Ce crédit d'impôt concerne :
- Les Œuvres de fiction ou d’animation, les effets visuels numériques à l'exclusion de la Publicité, du documentaire, de la violence et du X
- Les Œuvres « non agréées » par le CNC
- Les Œuvres éligibles doivent répondre aux critères d'un barème de points culturels prenant en compte le contenu dramatique qui doit comporter des éléments rattachés à la culture française (cela peut concerner le contenu de l’intrigue, les personnages, les décors, les sujets, la langue).
Dans le barême de points culturels, un certain nombre de critères sont également liés aux créateurs de l'oeuvre : comédiens, auteurs, techniciens de création, et au travail des prestataires (tournages, labos, SFX et cascades, VFX…).
Les dépenses éligibles doivent être supérieures à 1 M€.
Les Œuvres de fiction "éligibles" doivent comporter au minimum 5 jours de tournage en France.
D'autres critères, plus spécifiques aux Œuvres d'animation sont aussi prévus dans le texte de loi.

>>Montant de l’aide = 20% des dépenses effectuées …

Les dépenses "éligibles" concernent :
- Les Auteurs et Interprètes ressortissants français, de la CEE, ou étrangers résidents français (payés suivant des salaires respectant les minima sociaux)
- Les Personnels de production et de réalisation dont le paiement des salaires respectent les minima sociaux
- Les Industries techniques et Prestataires de la création cinéma et audiovisuelle
- Les Dépenses de transport et de restauration en France

Un plafond de dépenses "éligibles" a été fixé à 4 Millions d'Euros, tandis que ces dépenses éligibles ne doivent pas dépasser 80 % du budget et les aides ne pas dépasser 50 % du budget de l'oeuvre.

Le C2i est versé par le Trésor public en fin d’exercice. La société française le reverse à son client étranger (en fonction du contrat qui les lie).
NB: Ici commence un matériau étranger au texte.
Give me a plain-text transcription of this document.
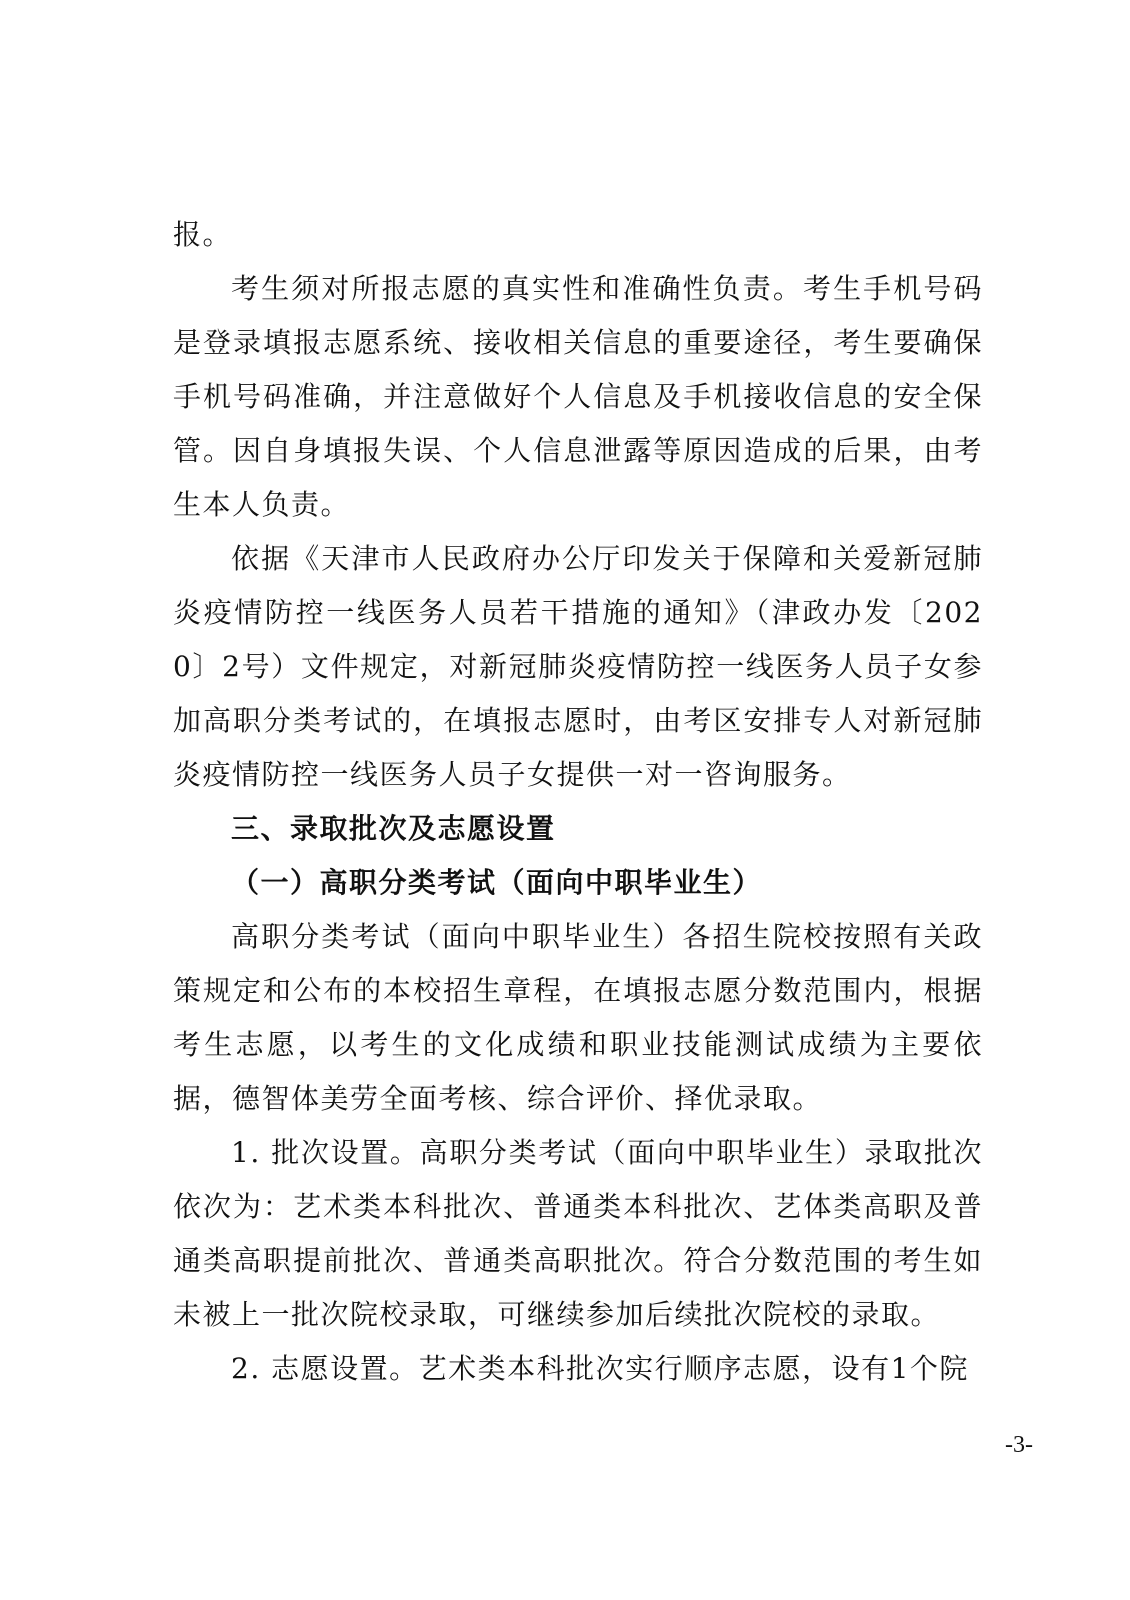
报。

考生须对所报志愿的真实性和准确性负责。考生手机号码是登录填报志愿系统、接收相关信息的重要途径，考生要确保手机号码准确，并注意做好个人信息及手机接收信息的安全保管。因自身填报失误、个人信息泄露等原因造成的后果，由考生本人负责。

依据《天津市人民政府办公厅印发关于保障和关爱新冠肺炎疫情防控一线医务人员若干措施的通知》（津政办发〔2020〕2号）文件规定，对新冠肺炎疫情防控一线医务人员子女参加高职分类考试的，在填报志愿时，由考区安排专人对新冠肺炎疫情防控一线医务人员子女提供一对一咨询服务。

三、录取批次及志愿设置
（一）高职分类考试（面向中职毕业生）

高职分类考试（面向中职毕业生）各招生院校按照有关政策规定和公布的本校招生章程，在填报志愿分数范围内，根据考生志愿，以考生的文化成绩和职业技能测试成绩为主要依据，德智体美劳全面考核、综合评价、择优录取。

1. 批次设置。高职分类考试（面向中职毕业生）录取批次依次为：艺术类本科批次、普通类本科批次、艺体类高职及普通类高职提前批次、普通类高职批次。符合分数范围的考生如未被上一批次院校录取，可继续参加后续批次院校的录取。

2. 志愿设置。艺术类本科批次实行顺序志愿，设有1个院

-3-
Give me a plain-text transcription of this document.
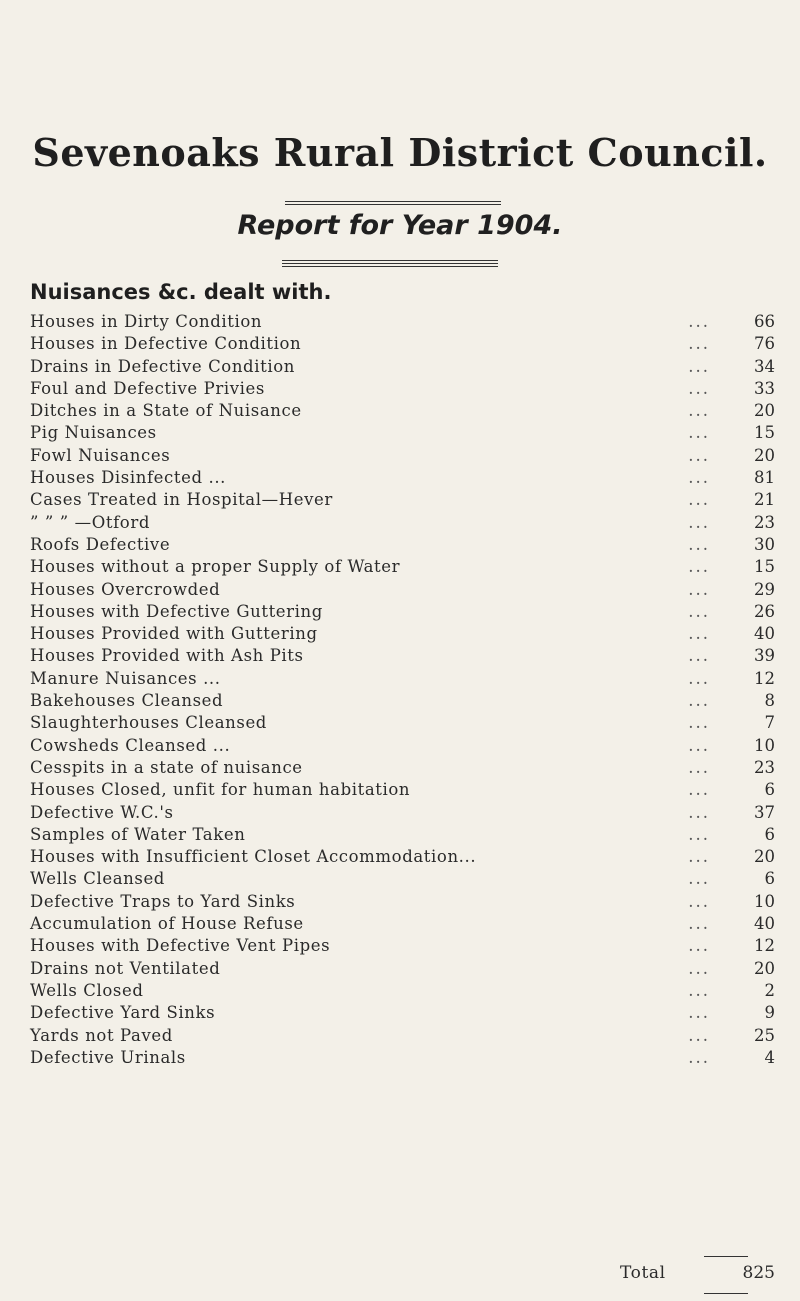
Sevenoaks Rural District Council.
Report for Year 1904.
Nuisances &c. dealt with.
Houses in Dirty Condition	...	66
Houses in Defective Condition	...	76
Drains in Defective Condition	...	34
Foul and Defective Privies	...	33
Ditches in a State of Nuisance	...	20
Pig Nuisances	...	15
Fowl Nuisances	...	20
Houses Disinfected ...	...	81
Cases Treated in Hospital—Hever	...	21
” ” ” —Otford	...	23
Roofs Defective	...	30
Houses without a proper Supply of Water	...	15
Houses Overcrowded	...	29
Houses with Defective Guttering	...	26
Houses Provided with Guttering	...	40
Houses Provided with Ash Pits	...	39
Manure Nuisances ...	...	12
Bakehouses Cleansed	...	8
Slaughterhouses Cleansed	...	7
Cowsheds Cleansed ...	...	10
Cesspits in a state of nuisance	...	23
Houses Closed, unfit for human habitation	...	6
Defective W.C.'s	...	37
Samples of Water Taken	...	6
Houses with Insufficient Closet Accommodation...	...	20
Wells Cleansed	...	6
Defective Traps to Yard Sinks	...	10
Accumulation of House Refuse	...	40
Houses with Defective Vent Pipes	...	12
Drains not Ventilated	...	20
Wells Closed	...	2
Defective Yard Sinks	...	9
Yards not Paved	...	25
Defective Urinals	...	4
Total	825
La somme peut toutefois être donné en nantissement à un organisme bancaire dès l'obtention de l'éligibilité au crédit d'impôt international, afin d'obtenir l'escompte d'une banque.

>>Calendrier

Ce crédit d'impôt international a fait l'objet d'une loi votée par le Parlement en décembre 2008. En collaboration avec le CNC et Film France, les critères d’éligibilité à ce crédit d'impôt international ont ensuite été préparé en vue de la rédaction du Décret et de l’Instruction fiscale.
Dès que la commission européenne a donné son feu vert au crédit d'impôt international, la publication du Décret d’application sera effectuée et une Commission administrative sera formée.

Notons enfin que le travail de mise en place de cette mesure d’attractivité en faveur des productions étrangères s'est effectué en étroite collaboration avec la commission Film France et le CNC.